After numerous try-and-error cycles, I got this to work (note that this is a foreign chroot, i.e. for a different guest architecture – for a native one things may be even simpler):

apt-get -y install debootstrap fakechroot fakeroot qemu-user-static binfmt-support
mkdir -p $CROSS_ROOT
fakeroot -s .fakeroot.state debootstrap --variant=buildd --include=fakechroot,fakeroot,build-essential,ca-certificates,debian-archive-keyring,git,sudo --arch=${CROSS_ARCH} --foreign ${CROSS_RELEASE} $CROSS_ROOT $CROSS_MIRROR
mkdir -p $CROSS_ROOT/usr/bin
ln /usr/bin/qemu-*-static $CROSS_ROOT/usr/bin/
fakeroot -i .fakeroot.state -s .fakeroot.state chroot $CROSS_ROOT /debootstrap/debootstrap --second-stage --verbose

The fakechroot package in the above is a leftover from previous tests and might not be necessary here.

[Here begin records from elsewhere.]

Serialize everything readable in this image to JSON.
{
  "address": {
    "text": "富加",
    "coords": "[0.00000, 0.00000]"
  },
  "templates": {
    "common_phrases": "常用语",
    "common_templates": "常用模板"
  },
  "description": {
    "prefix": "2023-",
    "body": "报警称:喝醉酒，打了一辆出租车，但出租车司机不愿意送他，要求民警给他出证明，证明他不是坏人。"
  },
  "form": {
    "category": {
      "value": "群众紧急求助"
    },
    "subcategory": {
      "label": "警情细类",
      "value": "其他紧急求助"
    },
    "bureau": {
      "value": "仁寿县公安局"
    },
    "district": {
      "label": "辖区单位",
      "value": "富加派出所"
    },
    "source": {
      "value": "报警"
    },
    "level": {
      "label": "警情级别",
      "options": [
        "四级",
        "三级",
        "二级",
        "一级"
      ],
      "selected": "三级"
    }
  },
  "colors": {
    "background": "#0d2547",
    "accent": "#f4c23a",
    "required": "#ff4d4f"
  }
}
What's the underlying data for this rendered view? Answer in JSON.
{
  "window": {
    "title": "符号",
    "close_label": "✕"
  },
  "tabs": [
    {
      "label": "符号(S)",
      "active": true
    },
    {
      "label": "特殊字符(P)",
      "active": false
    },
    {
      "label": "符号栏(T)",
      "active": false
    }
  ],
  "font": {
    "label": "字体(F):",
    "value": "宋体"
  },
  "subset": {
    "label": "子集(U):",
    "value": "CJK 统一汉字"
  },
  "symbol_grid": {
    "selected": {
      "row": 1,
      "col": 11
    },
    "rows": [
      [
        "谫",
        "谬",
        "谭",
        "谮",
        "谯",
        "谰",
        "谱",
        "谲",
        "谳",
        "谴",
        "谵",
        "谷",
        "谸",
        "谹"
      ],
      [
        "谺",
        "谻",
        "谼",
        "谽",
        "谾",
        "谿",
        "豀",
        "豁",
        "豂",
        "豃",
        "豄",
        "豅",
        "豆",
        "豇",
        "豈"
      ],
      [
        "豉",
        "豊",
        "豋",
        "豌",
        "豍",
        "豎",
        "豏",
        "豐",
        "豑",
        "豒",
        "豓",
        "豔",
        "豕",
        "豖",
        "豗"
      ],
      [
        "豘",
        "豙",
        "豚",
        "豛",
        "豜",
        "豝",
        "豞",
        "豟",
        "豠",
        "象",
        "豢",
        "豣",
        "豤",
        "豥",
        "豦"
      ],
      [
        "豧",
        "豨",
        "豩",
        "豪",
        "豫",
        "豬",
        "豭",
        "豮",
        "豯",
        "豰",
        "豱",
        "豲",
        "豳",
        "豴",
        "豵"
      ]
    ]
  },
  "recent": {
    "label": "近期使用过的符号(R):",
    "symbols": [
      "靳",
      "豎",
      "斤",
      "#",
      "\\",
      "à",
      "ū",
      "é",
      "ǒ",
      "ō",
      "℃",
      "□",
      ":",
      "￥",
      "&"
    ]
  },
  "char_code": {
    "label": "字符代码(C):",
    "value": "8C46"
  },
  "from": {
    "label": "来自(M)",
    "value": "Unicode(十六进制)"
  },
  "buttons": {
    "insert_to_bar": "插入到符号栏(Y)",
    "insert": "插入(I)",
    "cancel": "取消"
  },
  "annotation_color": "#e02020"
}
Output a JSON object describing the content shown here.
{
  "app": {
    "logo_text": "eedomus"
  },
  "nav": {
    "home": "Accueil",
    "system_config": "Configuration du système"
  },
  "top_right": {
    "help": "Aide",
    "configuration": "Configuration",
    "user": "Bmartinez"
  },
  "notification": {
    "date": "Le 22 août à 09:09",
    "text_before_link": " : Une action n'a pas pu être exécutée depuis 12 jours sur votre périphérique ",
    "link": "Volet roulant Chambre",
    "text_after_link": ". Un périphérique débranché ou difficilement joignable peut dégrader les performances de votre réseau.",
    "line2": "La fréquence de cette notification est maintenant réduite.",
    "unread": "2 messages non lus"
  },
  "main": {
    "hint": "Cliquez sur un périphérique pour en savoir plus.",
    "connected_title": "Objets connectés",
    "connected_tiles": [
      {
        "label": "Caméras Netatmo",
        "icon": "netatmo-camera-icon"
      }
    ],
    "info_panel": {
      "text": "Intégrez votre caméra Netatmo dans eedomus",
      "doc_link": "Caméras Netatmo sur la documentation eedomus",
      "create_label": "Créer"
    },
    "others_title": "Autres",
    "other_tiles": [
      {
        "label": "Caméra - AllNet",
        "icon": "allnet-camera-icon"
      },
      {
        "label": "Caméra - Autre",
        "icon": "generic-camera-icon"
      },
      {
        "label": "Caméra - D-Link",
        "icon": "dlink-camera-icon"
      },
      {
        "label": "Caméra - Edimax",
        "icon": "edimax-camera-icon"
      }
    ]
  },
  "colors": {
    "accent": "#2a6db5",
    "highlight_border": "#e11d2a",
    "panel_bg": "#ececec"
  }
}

The only limitation is that you might not be able to bind-mount /proc and /sys once the chroot is set up. Anything that needs one of these dirs might not work inside the chroot.

This was tested on a GitLab CI runner (which, as I understand, runs in non-privileged mode), on Debian buster. (Github Actions runners seem to be less restrictive – I ported this setup from GHA to GL and had to make a number of adaptations.)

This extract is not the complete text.